4 Conclusion and outlook

Our study shows clearly elevated concentrations of heavy metals and B[a]P in rubble soils compared to the natural subsoil material. Thereby, the majority of these rubble soils are moderately to highly contaminated with Pb, Cu, Zn, Hg, and B[a]P, while Cd, Ni, As, and Cr are a minor concern. A high heterogeneity in composition and amounts of technogenic components leads to highly variable contaminant concentrations. Nevertheless, slag and ashes could be identified as crucial sources of elevated concentrations. The depth profiles of the contaminants’ concentrations additionally suggest anthropogenic pollution after rubble materials were deposited. Pb and Hg are the most pronounced contaminants for rubble soils. We suggest analyzing them for a fast contamination assessment of the corresponding sites and further decision support for potentially required remediation.

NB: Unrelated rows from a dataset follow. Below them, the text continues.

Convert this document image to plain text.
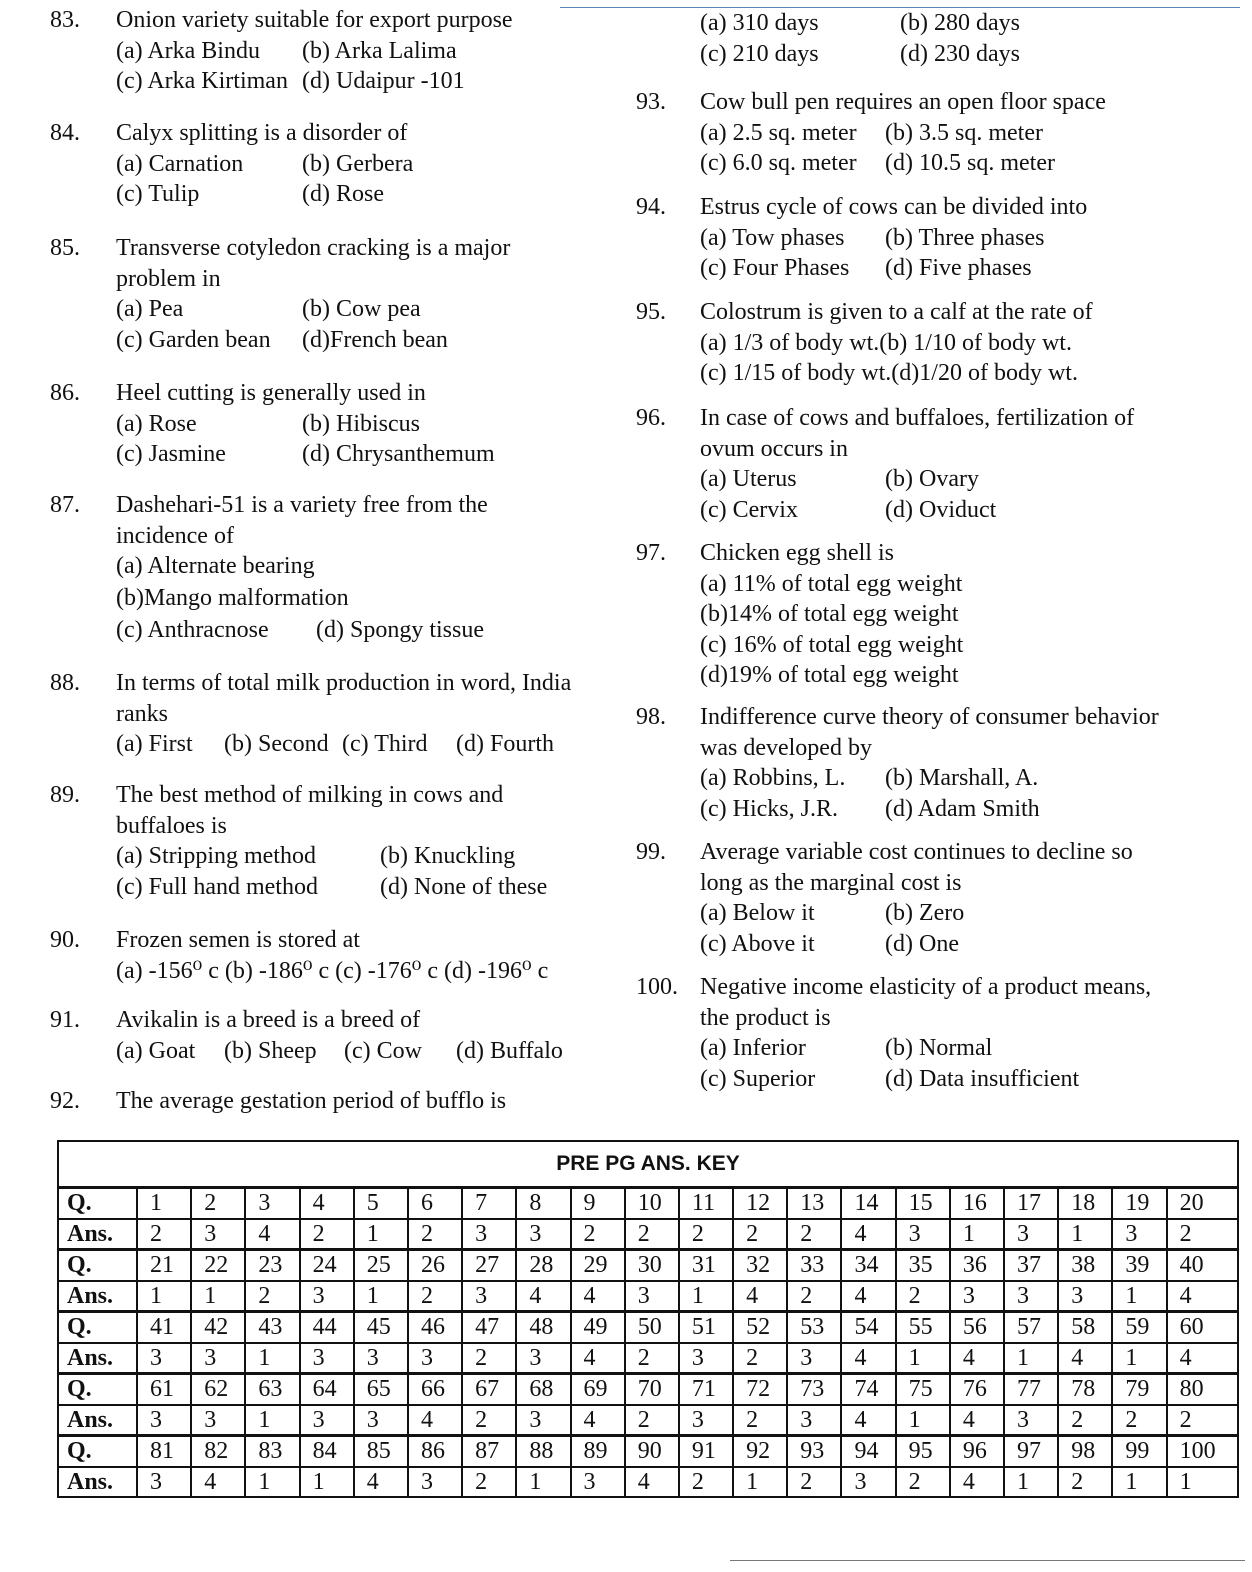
83. Onion variety suitable for export purpose
(a) Arka Bindu (b) Arka Lalima
(c) Arka Kirtiman (d) Udaipur -101
84. Calyx splitting is a disorder of
(a) Carnation (b) Gerbera
(c) Tulip	(d) Rose
85. Transverse cotyledon cracking is a major
problem in
(a) Pea	(b) Cow pea
(c) Garden bean (d)French bean
86. Heel cutting is generally used in
(a) Rose	(b) Hibiscus
(c) Jasmine	(d) Chrysanthemum
87. Dashehari-51 is a variety free from the
incidence of
(a) Alternate bearing
(b)Mango malformation
(c) Anthracnose (d) Spongy tissue
88. In terms of total milk production in word, India
ranks
(a) First (b) Second (c) Third (d) Fourth
89. The best method of milking in cows and
buffaloes is
(a) Stripping method	(b) Knuckling
(c) Full hand method	(d) None of these
90. Frozen semen is stored at
(a) -156⁰ c (b) -186⁰ c (c) -176⁰ c (d) -196⁰ c
91. Avikalin is a breed is a breed of
(a) Goat (b) Sheep (c) Cow (d) Buffalo
92. The average gestation period of bufflo is
(a) 310 days	(b) 280 days
(c) 210 days	(d) 230 days
93. Cow bull pen requires an open floor space
(a) 2.5 sq. meter (b) 3.5 sq. meter
(c) 6.0 sq. meter (d) 10.5 sq. meter
94. Estrus cycle of cows can be divided into
(a) Tow phases (b) Three phases
(c) Four Phases (d) Five phases
95. Colostrum is given to a calf at the rate of
(a) 1/3 of body wt.(b) 1/10 of body wt.
(c) 1/15 of body wt.(d)1/20 of body wt.
96. In case of cows and buffaloes, fertilization of
ovum occurs in
(a) Uterus	(b) Ovary
(c) Cervix	(d) Oviduct
97. Chicken egg shell is
(a) 11% of total egg weight
(b)14% of total egg weight
(c) 16% of total egg weight
(d)19% of total egg weight
98. Indifference curve theory of consumer behavior
was developed by
(a) Robbins, L. (b) Marshall, A.
(c) Hicks, J.R. (d) Adam Smith
99. Average variable cost continues to decline so
long as the marginal cost is
(a) Below it	(b) Zero
(c) Above it	(d) One
100. Negative income elasticity of a product means,
the product is
(a) Inferior	(b) Normal
(c) Superior	(d) Data insufficient
PRE PG ANS. KEY																				
Q.	1	2	3	4	5	6	7	8	9	10	11	12	13	14	15	16	17	18	19	20
Ans.	2	3	4	2	1	2	3	3	2	2	2	2	2	4	3	1	3	1	3	2
Q.	21	22	23	24	25	26	27	28	29	30	31	32	33	34	35	36	37	38	39	40
Ans.	1	1	2	3	1	2	3	4	4	3	1	4	2	4	2	3	3	3	1	4
Q.	41	42	43	44	45	46	47	48	49	50	51	52	53	54	55	56	57	58	59	60
Ans.	3	3	1	3	3	3	2	3	4	2	3	2	3	4	1	4	1	4	1	4
Q.	61	62	63	64	65	66	67	68	69	70	71	72	73	74	75	76	77	78	79	80
Ans.	3	3	1	3	3	4	2	3	4	2	3	2	3	4	1	4	3	2	2	2
Q.	81	82	83	84	85	86	87	88	89	90	91	92	93	94	95	96	97	98	99	100
Ans.	3	4	1	1	4	3	2	1	3	4	2	1	2	3	2	4	1	2	1	1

Only if Pb or Hg concentrations are below the precautionary value is an analysis of further contaminants necessary in order to assess the pollution status of the site and to decide whether remediation measures have to be conducted.

Although the area of Berlin is covered by contaminated Urbic Technosols to a large extent, groundwater monitoring does generally not show elevated heavy metal concentrations in the upper groundwater aquifer. However, recent studies have shown that rubble depositions pose a serious threat to the groundwater quality regarding sulfate.